My great luck, both with my stepchildren and with my clinic, is the passage of time, the time that keeps me alive and therefore constantly learning about life.

Young adults whom I had received when they were children, children-territories caught up in never-ending conflicts, sometimes come back to consult me ​​to tell now, in the light of their rediscovered words, what was really going on. in them as adults disputed their inner world.

Young adults also sometimes come back to live for a while at home, leading me to believe that there are lives after lives, links that survive time, almost death, rebirths offered by awareness and evolution. .

My optimism in the face of possible psychological transformations in humans comes in large part from what my life as a mother-in-law has taught me, because, of all the roles I have played, I think this is the one that transformed me the most as a person, leading me to inhabit only my rightful place, neither more nor less, to sometimes give up my good intentions which, in fact, also hid my own desires, which could not be at all meet the needs of the child in question.
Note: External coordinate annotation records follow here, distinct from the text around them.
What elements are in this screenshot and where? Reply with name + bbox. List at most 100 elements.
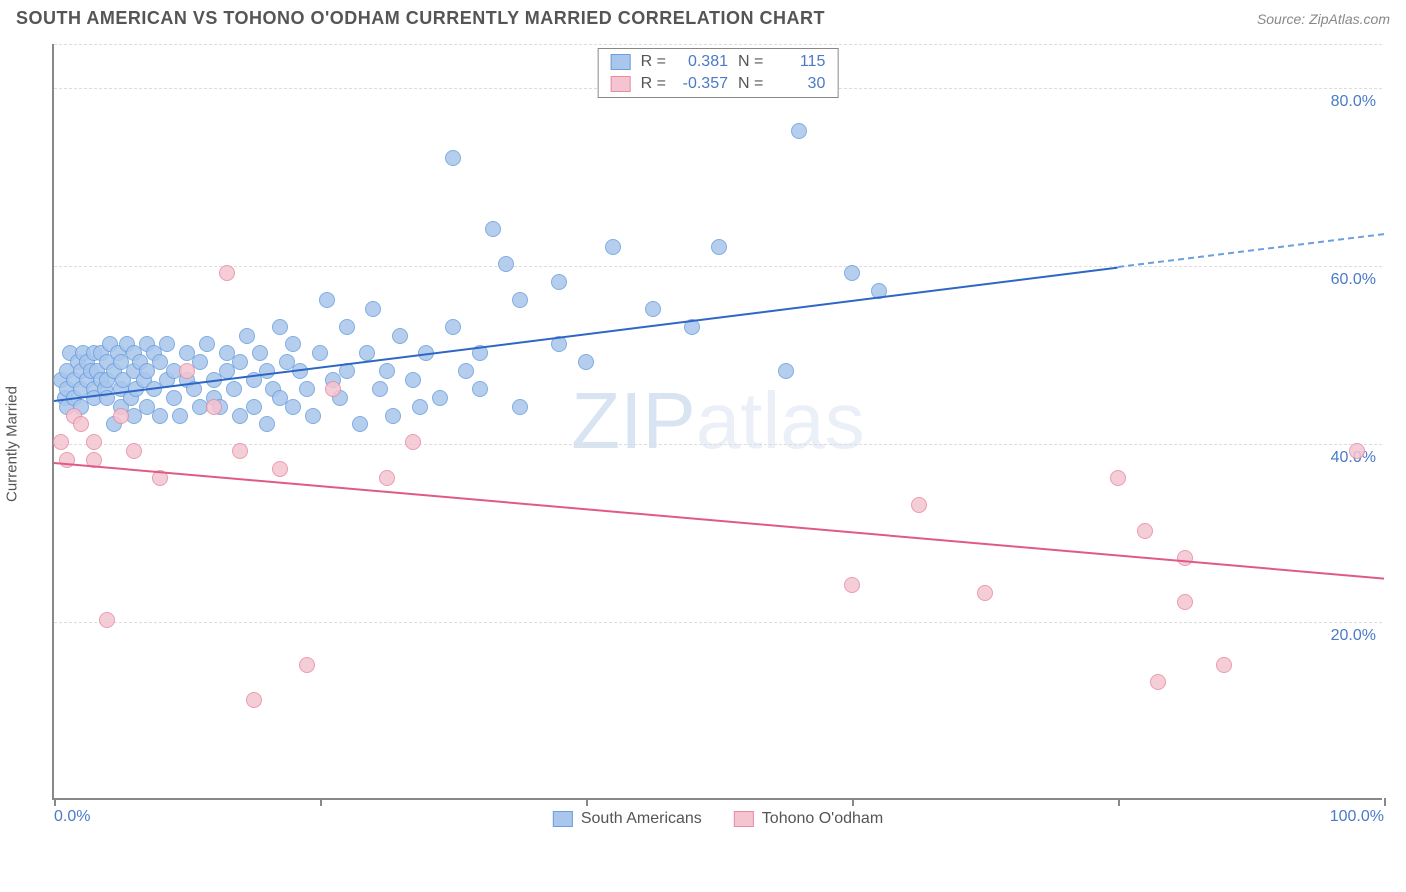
- data-point: [166, 390, 182, 406]
- source-attribution: Source: ZipAtlas.com: [1257, 11, 1390, 27]
- x-tick: [1118, 798, 1120, 806]
- data-point: [325, 381, 341, 397]
- trend-line: [1118, 233, 1384, 268]
- data-point: [551, 274, 567, 290]
- data-point: [1177, 594, 1193, 610]
- data-point: [432, 390, 448, 406]
- data-point: [405, 434, 421, 450]
- data-point: [232, 443, 248, 459]
- watermark: ZIPatlas: [571, 375, 864, 467]
- correlation-legend: R = 0.381 N = 115 R = -0.357 N = 30: [598, 48, 839, 98]
- data-point: [791, 123, 807, 139]
- data-point: [206, 399, 222, 415]
- data-point: [192, 354, 208, 370]
- gridline: [54, 622, 1382, 623]
- data-point: [372, 381, 388, 397]
- data-point: [472, 381, 488, 397]
- data-point: [312, 345, 328, 361]
- legend-swatch: [611, 54, 631, 70]
- data-point: [172, 408, 188, 424]
- data-point: [246, 399, 262, 415]
- data-point: [977, 585, 993, 601]
- data-point: [285, 336, 301, 352]
- data-point: [392, 328, 408, 344]
- legend-row: R =0.381N =115: [599, 51, 838, 73]
- y-axis-label: Currently Married: [4, 386, 21, 502]
- data-point: [385, 408, 401, 424]
- data-point: [711, 239, 727, 255]
- x-tick-label: 100.0%: [1330, 808, 1384, 826]
- data-point: [1110, 470, 1126, 486]
- data-point: [412, 399, 428, 415]
- gridline: [54, 44, 1382, 45]
- data-point: [239, 328, 255, 344]
- data-point: [911, 497, 927, 513]
- gridline: [54, 444, 1382, 445]
- r-value: 0.381: [676, 53, 728, 71]
- data-point: [844, 577, 860, 593]
- data-point: [458, 363, 474, 379]
- legend-item: Tohono O'odham: [734, 810, 883, 828]
- data-point: [339, 319, 355, 335]
- data-point: [179, 363, 195, 379]
- trend-line: [54, 266, 1118, 401]
- y-tick-label: 20.0%: [1331, 627, 1376, 645]
- data-point: [285, 399, 301, 415]
- data-point: [379, 470, 395, 486]
- data-point: [379, 363, 395, 379]
- data-point: [113, 408, 129, 424]
- data-point: [259, 416, 275, 432]
- plot-area: ZIPatlas 20.0%40.0%60.0%80.0%0.0%100.0%R…: [52, 44, 1382, 800]
- data-point: [126, 443, 142, 459]
- chart-title: SOUTH AMERICAN VS TOHONO O'ODHAM CURRENT…: [16, 8, 825, 29]
- data-point: [405, 372, 421, 388]
- data-point: [226, 381, 242, 397]
- y-tick-label: 80.0%: [1331, 93, 1376, 111]
- data-point: [1349, 443, 1365, 459]
- legend-swatch: [611, 76, 631, 92]
- data-point: [359, 345, 375, 361]
- data-point: [605, 239, 621, 255]
- legend-swatch: [734, 811, 754, 827]
- n-value: 115: [773, 53, 825, 71]
- n-label: N =: [738, 75, 763, 93]
- data-point: [232, 354, 248, 370]
- series-legend: South Americans Tohono O'odham: [553, 810, 883, 828]
- r-value: -0.357: [676, 75, 728, 93]
- data-point: [844, 265, 860, 281]
- data-point: [1216, 657, 1232, 673]
- x-tick: [1384, 798, 1386, 806]
- data-point: [259, 363, 275, 379]
- data-point: [645, 301, 661, 317]
- data-point: [778, 363, 794, 379]
- data-point: [53, 434, 69, 450]
- y-tick-label: 60.0%: [1331, 271, 1376, 289]
- legend-item: South Americans: [553, 810, 702, 828]
- data-point: [246, 692, 262, 708]
- trend-line: [54, 462, 1384, 580]
- r-label: R =: [641, 75, 666, 93]
- data-point: [352, 416, 368, 432]
- data-point: [299, 657, 315, 673]
- x-tick: [54, 798, 56, 806]
- n-value: 30: [773, 75, 825, 93]
- x-tick: [320, 798, 322, 806]
- legend-row: R = -0.357 N = 30: [599, 73, 838, 95]
- r-label: R =: [641, 53, 666, 71]
- data-point: [1177, 550, 1193, 566]
- data-point: [1137, 523, 1153, 539]
- data-point: [498, 256, 514, 272]
- data-point: [365, 301, 381, 317]
- legend-label: Tohono O'odham: [762, 810, 883, 828]
- data-point: [272, 319, 288, 335]
- data-point: [319, 292, 335, 308]
- data-point: [272, 461, 288, 477]
- data-point: [512, 292, 528, 308]
- x-tick-label: 0.0%: [54, 808, 90, 826]
- data-point: [99, 612, 115, 628]
- data-point: [152, 408, 168, 424]
- data-point: [445, 150, 461, 166]
- legend-label: South Americans: [581, 810, 702, 828]
- data-point: [1150, 674, 1166, 690]
- data-point: [252, 345, 268, 361]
I would have liked to have understood everything from the first day, when, then aged 28, I met a little blonde of four years old, a little kitty of three years old and a big boy of seven years old. But they are the ones who taught me everything, over the course of my mistakes, my failures and my recoveries, at the end of my heart which sometimes broke, without them really knowing it, because I was behind the scenes of their own stage, on which enough things were happening.

Children are not territories, they are the ones who plant their flag in our hearts, and this revelation continues to leave its lessons in me, after fifteen years.

Clinical psychologist, Nathalie Plaat is an author and teacher at the University of Sherbrooke.